It was a blessing to walk with Ben Dog under gently bronzing beech trees. I nearly lost him last month, so our time together today was as golden as the sunlight falling across my desk just now. With my resilient little steed bumbling along the woodland path by my side, I caught my first falling leaf of Autumn – an annual ritual going so far back, I can’t tell you who first extolled me of its virtues.
This year’s catch was a surprise (considering we were in a beechwood) ~ an English Oak leaf (Quercus robur), meaning ‘strength.’ I examined it, with all my senses, then with my eyes fixed on Ben, I made my usual wish and let it go. I walked home, against the wind, yet somehow felt at peace.
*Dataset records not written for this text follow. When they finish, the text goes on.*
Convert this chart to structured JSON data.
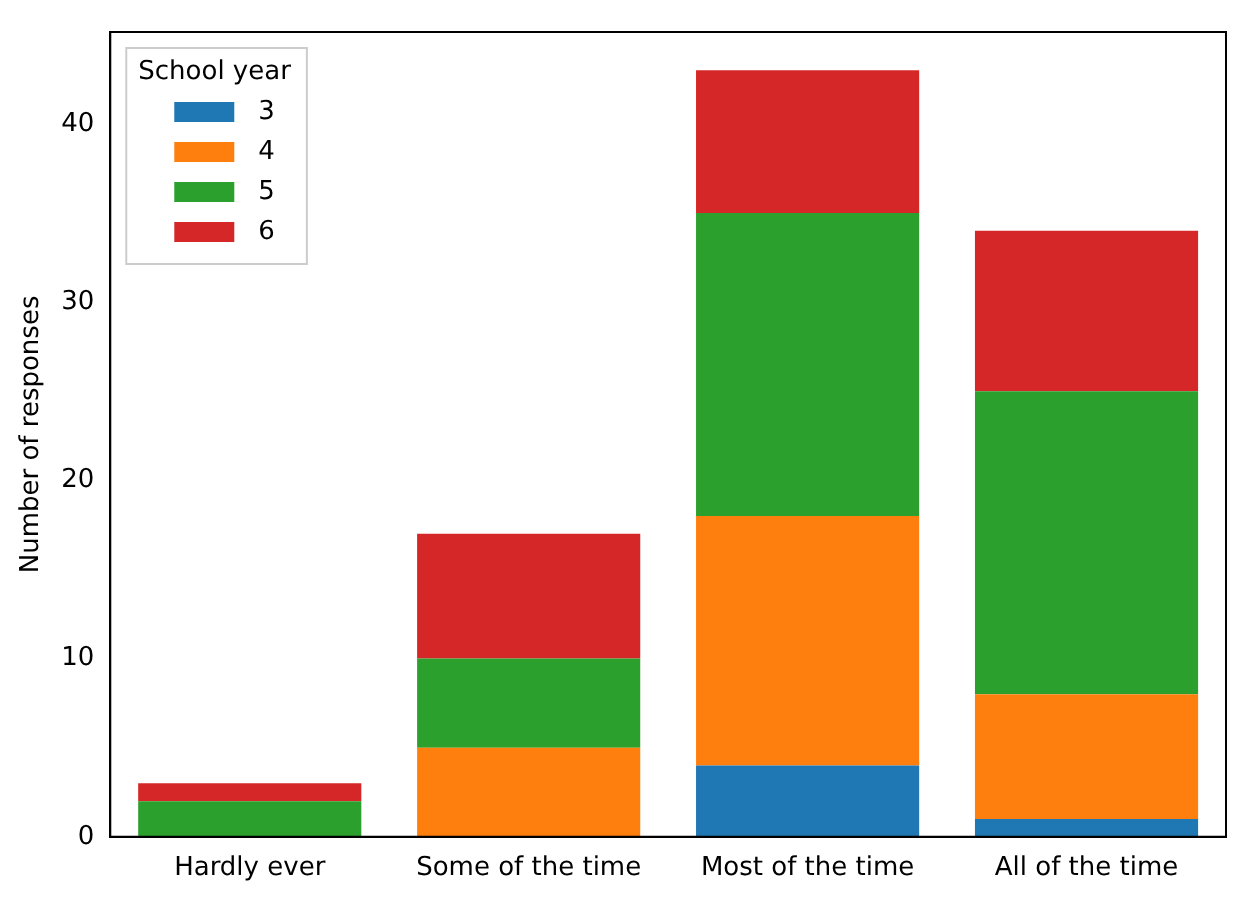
{
  "chart_data": {
    "type": "bar",
    "stacked": true,
    "ylabel": "Number of responses",
    "legend_title": "School year",
    "legend": "top left",
    "grid": false,
    "categories": [
      "Hardly ever",
      "Some of the time",
      "Most of the time",
      "All of the time"
    ],
    "ylim": [
      0,
      45.15
    ],
    "yticks": [
      0,
      10,
      20,
      30,
      40
    ],
    "series": [
      {
        "name": "3",
        "color": "#1f77b4",
        "values": [
          0,
          0,
          4,
          1
        ]
      },
      {
        "name": "4",
        "color": "#ff7f0e",
        "values": [
          0,
          5,
          14,
          7
        ]
      },
      {
        "name": "5",
        "color": "#2ca02c",
        "values": [
          2,
          5,
          17,
          17
        ]
      },
      {
        "name": "6",
        "color": "#d62728",
        "values": [
          1,
          7,
          8,
          9
        ]
      }
    ]
  }
}
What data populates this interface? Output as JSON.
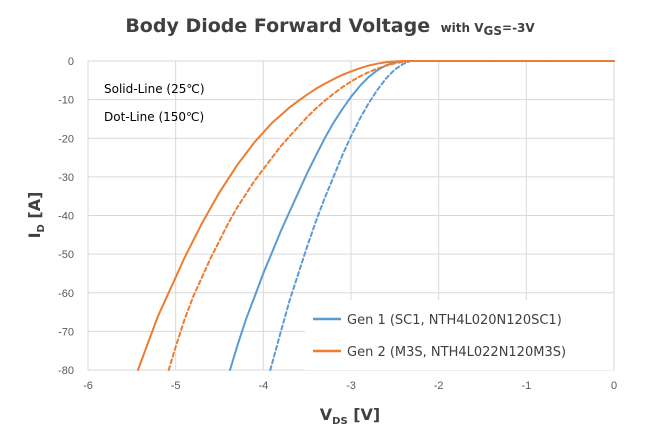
{
  "chart_data": {
    "type": "line",
    "title": "Body Diode Forward Voltage",
    "title_suffix": {
      "prefix": "with V",
      "sub": "GS",
      "suffix": "=-3V"
    },
    "xlabel": {
      "main": "V",
      "sub": "DS",
      "tail": " [V]"
    },
    "ylabel": {
      "main": "I",
      "sub": "D",
      "tail": " [A]"
    },
    "xlim": [
      -6,
      0
    ],
    "ylim": [
      -80,
      0
    ],
    "xticks": [
      "-6",
      "-5",
      "-4",
      "-3",
      "-2",
      "-1",
      "0"
    ],
    "yticks": [
      "0",
      "-10",
      "-20",
      "-30",
      "-40",
      "-50",
      "-60",
      "-70",
      "-80"
    ],
    "grid": true,
    "annotations": [
      "Solid-Line (25℃)",
      "Dot-Line (150℃)"
    ],
    "legend_position": "bottom-right",
    "series": [
      {
        "name": "Gen 1 (SC1, NTH4L020N120SC1)",
        "color": "#5b9bd5",
        "style": "solid",
        "x": [
          -4.38,
          -4.3,
          -4.2,
          -4.1,
          -4.0,
          -3.9,
          -3.8,
          -3.7,
          -3.6,
          -3.5,
          -3.4,
          -3.3,
          -3.2,
          -3.1,
          -3.0,
          -2.9,
          -2.8,
          -2.7,
          -2.6,
          -2.5,
          -2.4,
          0
        ],
        "y": [
          -80,
          -74,
          -67,
          -61,
          -55,
          -49.5,
          -44,
          -39,
          -34,
          -29,
          -24.5,
          -20,
          -16,
          -12.5,
          -9.3,
          -6.5,
          -4.2,
          -2.4,
          -1.1,
          -0.4,
          0,
          0
        ]
      },
      {
        "name": "Gen 1 (SC1, NTH4L020N120SC1) 150℃",
        "color": "#5b9bd5",
        "style": "dashed",
        "x": [
          -3.92,
          -3.8,
          -3.7,
          -3.6,
          -3.5,
          -3.4,
          -3.3,
          -3.2,
          -3.1,
          -3.0,
          -2.9,
          -2.8,
          -2.7,
          -2.6,
          -2.5,
          -2.4,
          -2.32,
          0
        ],
        "y": [
          -80,
          -70,
          -62,
          -55,
          -48,
          -41.5,
          -35.5,
          -30,
          -24.5,
          -19.5,
          -15,
          -11,
          -7.5,
          -4.5,
          -2.2,
          -0.7,
          0,
          0
        ]
      },
      {
        "name": "Gen 2 (M3S, NTH4L022N120M3S)",
        "color": "#ed7d31",
        "style": "solid",
        "x": [
          -5.43,
          -5.3,
          -5.2,
          -5.1,
          -5.0,
          -4.9,
          -4.8,
          -4.7,
          -4.6,
          -4.5,
          -4.4,
          -4.3,
          -4.2,
          -4.1,
          -4.0,
          -3.9,
          -3.8,
          -3.7,
          -3.6,
          -3.5,
          -3.4,
          -3.3,
          -3.2,
          -3.1,
          -3.0,
          -2.9,
          -2.8,
          -2.7,
          -2.6,
          -2.5,
          -2.4,
          -2.3,
          0
        ],
        "y": [
          -80,
          -72,
          -66,
          -61,
          -56,
          -51,
          -46.5,
          -42,
          -38,
          -34,
          -30.5,
          -27,
          -24,
          -21,
          -18.5,
          -16,
          -14,
          -12,
          -10.3,
          -8.7,
          -7.2,
          -5.9,
          -4.7,
          -3.6,
          -2.7,
          -1.9,
          -1.2,
          -0.7,
          -0.3,
          -0.1,
          0,
          0,
          0
        ]
      },
      {
        "name": "Gen 2 (M3S, NTH4L022N120M3S) 150℃",
        "color": "#ed7d31",
        "style": "dashed",
        "x": [
          -5.08,
          -5.0,
          -4.9,
          -4.8,
          -4.7,
          -4.6,
          -4.5,
          -4.4,
          -4.3,
          -4.2,
          -4.1,
          -4.0,
          -3.9,
          -3.8,
          -3.7,
          -3.6,
          -3.5,
          -3.4,
          -3.3,
          -3.2,
          -3.1,
          -3.0,
          -2.9,
          -2.8,
          -2.7,
          -2.6,
          -2.5,
          -2.4,
          -2.3,
          -2.2,
          0
        ],
        "y": [
          -80,
          -74,
          -67,
          -61,
          -56,
          -51,
          -46.5,
          -42,
          -38,
          -34.5,
          -31,
          -28,
          -25,
          -22,
          -19.5,
          -17,
          -14.5,
          -12.3,
          -10.3,
          -8.5,
          -6.8,
          -5.3,
          -4,
          -2.9,
          -2,
          -1.2,
          -0.6,
          -0.2,
          0,
          0,
          0
        ]
      }
    ],
    "legend": [
      {
        "label": "Gen 1 (SC1, NTH4L020N120SC1)",
        "color": "#5b9bd5"
      },
      {
        "label": "Gen 2 (M3S, NTH4L022N120M3S)",
        "color": "#ed7d31"
      }
    ]
  }
}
It’s been a while since I wrote anything here on this blog, my mind fixed to pre-set Masters questions. They have been challenging research subjects too, like euthanasia and abortion, sometimes very dark and always taxing. I was not asked the specific essay questions I’d have liked on each topic. Narrow questions are hard to answer when subjects are vast and chaotic. I guess this is the nature of post graduate study!
Twelve essays into my degree, and channels of understanding have opened that I have not fully considered before. I have uncovered surprising things about my own sense of right and wrong. I have caught the Autumn leaf, examined it, but now must let it go.
Next, I will turn into the headwinds of dissertation, a squall into which I must lean, as much as catch my breath. It will captivate me, I know it. A meditation. I tend to absorb myself in meaning, and have trouble remembering to eat. But like setting course into new adventures, I’ll feel joy in moving forwards, despite resistance (yes, there will be much resistance, and in many forms).
Life is never simple and, as Rilke has written, we may embrace difficulties because they are the normality of existence. Joy in life then, as if by magic, transforms into the exquisite, ecstasy set against a backdrop of the mundane.
Now to regain my own sense of purpose and direction in thought, to retain some colour and independence. This will be my next mind-adventure. There will be surprises, and on my way home, I hope to find peace. I wish!